Independent curator and artist
Ericka Florez (Cali, 1983). Her projects can take the form of performative exhibitions, danceable lectures and publications. Currently she is interested in the relationship between rhythms and the cosmogonies that produce them. She had presented her danceable conferences in Manifiesta 11 (Zurich), in Rupert (Vilnius), in Museo experimental el Eco (México city), Festival de performance de Cali (Cali), 43 y 45 Salón nacional de artistas de Colombia (Bogotá and Medellin). She had curated exhibitions in Colombia as the 13 Salón Regional de Artistas, zona pacífico, with Juan Sebastián Ramírez and the Sección de Referentes ARTBO 2016 with Pablo León de la Barra.
She has written essays, poetry and short fiction for different editorial and curatorial projects in Colombia, Spain, France, Mexico and the United States; among them she has written for the USB Map Blog of the Guggenheim foundation.
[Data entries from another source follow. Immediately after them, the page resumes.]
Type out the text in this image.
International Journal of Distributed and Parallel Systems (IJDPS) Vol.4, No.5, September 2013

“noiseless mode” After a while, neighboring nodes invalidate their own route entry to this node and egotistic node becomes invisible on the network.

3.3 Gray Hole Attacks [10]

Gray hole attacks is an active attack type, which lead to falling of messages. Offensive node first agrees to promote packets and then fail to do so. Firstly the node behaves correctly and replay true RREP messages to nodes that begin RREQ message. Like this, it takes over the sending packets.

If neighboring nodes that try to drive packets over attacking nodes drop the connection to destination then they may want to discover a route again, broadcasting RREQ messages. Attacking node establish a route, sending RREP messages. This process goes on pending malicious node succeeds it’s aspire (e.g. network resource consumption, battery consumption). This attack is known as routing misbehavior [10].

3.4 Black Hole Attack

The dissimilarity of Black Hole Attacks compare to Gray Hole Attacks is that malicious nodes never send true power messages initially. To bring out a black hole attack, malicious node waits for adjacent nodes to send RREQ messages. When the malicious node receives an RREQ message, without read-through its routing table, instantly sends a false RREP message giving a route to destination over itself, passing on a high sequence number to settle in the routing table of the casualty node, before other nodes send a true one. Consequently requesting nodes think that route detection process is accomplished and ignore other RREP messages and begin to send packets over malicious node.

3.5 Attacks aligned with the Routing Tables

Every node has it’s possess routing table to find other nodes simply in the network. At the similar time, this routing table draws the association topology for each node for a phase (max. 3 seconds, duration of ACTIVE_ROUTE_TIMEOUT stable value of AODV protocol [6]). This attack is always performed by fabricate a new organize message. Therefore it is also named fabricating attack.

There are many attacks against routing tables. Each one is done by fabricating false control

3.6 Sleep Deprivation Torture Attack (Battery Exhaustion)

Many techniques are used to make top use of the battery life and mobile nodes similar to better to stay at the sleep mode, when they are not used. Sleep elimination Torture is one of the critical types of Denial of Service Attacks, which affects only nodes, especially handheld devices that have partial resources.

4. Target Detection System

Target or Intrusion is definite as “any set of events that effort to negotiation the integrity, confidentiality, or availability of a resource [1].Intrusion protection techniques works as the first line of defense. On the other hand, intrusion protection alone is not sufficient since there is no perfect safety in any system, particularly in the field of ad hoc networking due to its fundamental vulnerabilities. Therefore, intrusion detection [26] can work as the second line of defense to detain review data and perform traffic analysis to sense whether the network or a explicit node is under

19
Together with Mónica Restrepo, Hernán Barón, and Herlyng Ferla, she co-funded La Nocturna, a platform that creates forms of meetings around the construction of knowledge that include the body, dance, and other performative formats.
Together with artist Herlyng Ferla she created a vespertine art school for kids in Cali (La casa en el aire / the floating house) in which they explore how to support children knowledge through material thinking and awakening learning processes that puts the body in the foreground. Through this school they are putting into test the idea -taken from the Reggio Emilia approach to education- of how the distribution of the sensible (spatial and material decisions) can transform and question the classic power role of teachers in education, and how to build spaces for transdisciplinary thinking.